Unmuted, even by Rabinowitz’s standards, is a great amalgamation of amusement, unhinged but exquisitely controlled. He manages to reflect on the pandemic and the changes we needed to make to our collective lifestyles without ever passing through cliché, which is an impressive feat, as anyone who has watched, listened to or read any of the myriad Covid-referencing projects that have already come out will know.
That aspect of the piece is comforting and peculiarly encouraging.

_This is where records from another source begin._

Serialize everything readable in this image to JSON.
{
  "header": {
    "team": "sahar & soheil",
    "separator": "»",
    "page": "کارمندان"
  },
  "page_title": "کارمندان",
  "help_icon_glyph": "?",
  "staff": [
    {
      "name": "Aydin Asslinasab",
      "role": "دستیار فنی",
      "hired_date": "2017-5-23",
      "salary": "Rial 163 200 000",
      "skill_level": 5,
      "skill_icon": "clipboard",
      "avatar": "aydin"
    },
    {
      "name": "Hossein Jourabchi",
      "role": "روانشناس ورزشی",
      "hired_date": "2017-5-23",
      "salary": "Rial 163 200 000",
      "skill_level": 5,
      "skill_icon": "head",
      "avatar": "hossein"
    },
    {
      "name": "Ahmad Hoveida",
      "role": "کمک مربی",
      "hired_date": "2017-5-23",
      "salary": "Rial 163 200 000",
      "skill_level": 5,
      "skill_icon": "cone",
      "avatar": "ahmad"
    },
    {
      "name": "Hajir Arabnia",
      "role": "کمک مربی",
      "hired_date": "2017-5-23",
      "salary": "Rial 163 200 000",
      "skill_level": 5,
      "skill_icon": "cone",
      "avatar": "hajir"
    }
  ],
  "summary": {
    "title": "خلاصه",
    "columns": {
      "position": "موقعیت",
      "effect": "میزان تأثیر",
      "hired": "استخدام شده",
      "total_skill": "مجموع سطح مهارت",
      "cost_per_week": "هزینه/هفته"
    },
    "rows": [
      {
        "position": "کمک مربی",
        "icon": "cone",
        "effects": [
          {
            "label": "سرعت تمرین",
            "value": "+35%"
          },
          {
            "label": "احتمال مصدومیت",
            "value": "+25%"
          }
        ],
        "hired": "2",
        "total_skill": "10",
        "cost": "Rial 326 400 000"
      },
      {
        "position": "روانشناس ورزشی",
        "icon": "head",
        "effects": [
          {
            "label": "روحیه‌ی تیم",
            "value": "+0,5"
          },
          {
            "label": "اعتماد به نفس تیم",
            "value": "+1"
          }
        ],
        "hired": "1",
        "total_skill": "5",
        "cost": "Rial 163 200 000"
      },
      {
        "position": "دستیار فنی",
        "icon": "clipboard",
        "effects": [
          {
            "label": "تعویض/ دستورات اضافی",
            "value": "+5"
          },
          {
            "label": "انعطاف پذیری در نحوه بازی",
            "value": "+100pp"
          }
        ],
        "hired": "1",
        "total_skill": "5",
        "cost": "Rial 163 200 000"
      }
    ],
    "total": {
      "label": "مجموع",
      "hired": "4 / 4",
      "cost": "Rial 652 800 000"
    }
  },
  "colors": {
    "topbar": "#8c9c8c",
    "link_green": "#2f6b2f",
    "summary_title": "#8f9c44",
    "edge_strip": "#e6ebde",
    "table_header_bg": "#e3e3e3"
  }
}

Rabinowitz deals with issues that were recently all-consuming in a way that makes them feel both as though they are (mostly) consigned to the past and, in some ways, had positive outcomes.
But it’s not a themed show, constrained by one topic. There is a bit about a crime that involves wonderful EQ, some gags about horse drugs, an examination of the practice of dogging and a great deal of cheerful mocking of Rabinowitz’s home town (Cape Town) and his Jewish heritage.
Rabinowitz offers casual slickness in his performance style – apparently effortlessly keeping his banter flowing and linking ongoing narratives with one-liners. That the show has a director, Brent Palmer, confirms that such smooth effectiveness is the result of careful planning and hard work, but it is Rabinowitz’s confident, affable engagement with his audience that ultimately helps the writing and the improvised asides to land.
Unmuted is a masterful show – in terms of material, performance, tone and the number and range of laughs induced – from one of our finest comedians.